Das heißt, man verlässt sich allein auf die Angaben des Anbieters. Eine behördliche Überprüfung vor dem Vertrieb findet nicht statt. Doch mit dem Vertrieb als Medizinprodukt könnte bald Schluss sein - zumindest beim alten Kijimea-Reizdarm-Mittel. Der Grund: eine strengere EU-Verordnung. Wolfgang Becker-Brüser vom „arznei-telegramm“ erklärt: „Das alte Produkt enthält lebende Bakterien, das neue Produkt tote Bakterien. Lebende Bakterien werden auf jeden Fall, wahrscheinlich spätestens im März 2022, nicht mehr verkehrsfähig, weil lebende Bakterien kann man nicht als Medizinprodukt verkaufen.

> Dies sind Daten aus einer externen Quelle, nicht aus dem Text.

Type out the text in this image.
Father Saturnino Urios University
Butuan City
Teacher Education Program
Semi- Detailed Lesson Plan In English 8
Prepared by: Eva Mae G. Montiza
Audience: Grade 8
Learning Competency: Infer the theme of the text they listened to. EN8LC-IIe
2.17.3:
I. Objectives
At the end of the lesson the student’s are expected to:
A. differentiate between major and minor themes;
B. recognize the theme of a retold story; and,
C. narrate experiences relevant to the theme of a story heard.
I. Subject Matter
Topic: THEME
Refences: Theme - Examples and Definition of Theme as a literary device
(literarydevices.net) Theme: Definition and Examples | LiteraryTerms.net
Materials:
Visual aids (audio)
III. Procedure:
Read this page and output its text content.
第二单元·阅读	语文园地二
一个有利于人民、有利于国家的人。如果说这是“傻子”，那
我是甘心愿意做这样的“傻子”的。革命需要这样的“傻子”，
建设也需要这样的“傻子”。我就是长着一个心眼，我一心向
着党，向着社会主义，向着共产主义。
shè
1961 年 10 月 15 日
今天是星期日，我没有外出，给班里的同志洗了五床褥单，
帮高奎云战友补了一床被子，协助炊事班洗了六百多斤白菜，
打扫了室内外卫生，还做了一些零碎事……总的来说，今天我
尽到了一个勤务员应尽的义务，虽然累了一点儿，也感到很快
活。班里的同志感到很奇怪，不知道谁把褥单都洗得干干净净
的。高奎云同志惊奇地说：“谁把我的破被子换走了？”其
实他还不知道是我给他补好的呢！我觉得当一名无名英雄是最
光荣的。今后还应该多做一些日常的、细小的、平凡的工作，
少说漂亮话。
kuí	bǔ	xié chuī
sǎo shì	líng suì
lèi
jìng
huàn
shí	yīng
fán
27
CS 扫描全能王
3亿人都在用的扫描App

Das heißt, die Zertifizierung würde mit Sicherheit nicht erneuert werden.“

Medizinprodukte gegen Reizdarm gibt es ohne Verschreibungspflicht in der Apotheke. (Foto: SWR, SWR Marktcheck)
Medizinprodukte gegen Reizdarm gibt es ohne Verschreibungspflicht in der Apotheke. SWR Marktcheck

Wichtig: Reizdarmsyndrom vom Arzt abklären lassen

Gesundheitswissenschaftler Professor Glaeske sieht die „Kijimea Reizdarm Pro“-Werbung kritisch: „Man muss eben auch deutlich machen, dass man dieses Reizdarmsyndrom nicht auf die leichte Schulter nimmt, sondern vernünftig abklären muss, und nicht einfach irgendwelche Mittel einnehmen sollte, die dagegen helfen sollen angeblich, aber die möglicherweise doch nicht das tun, was man sich erhofft.“

Nur auf solche „Wunderpillen“ zu vertrauen, ohne die Ursachen abzuklären, kann gefährliche Folgen haben.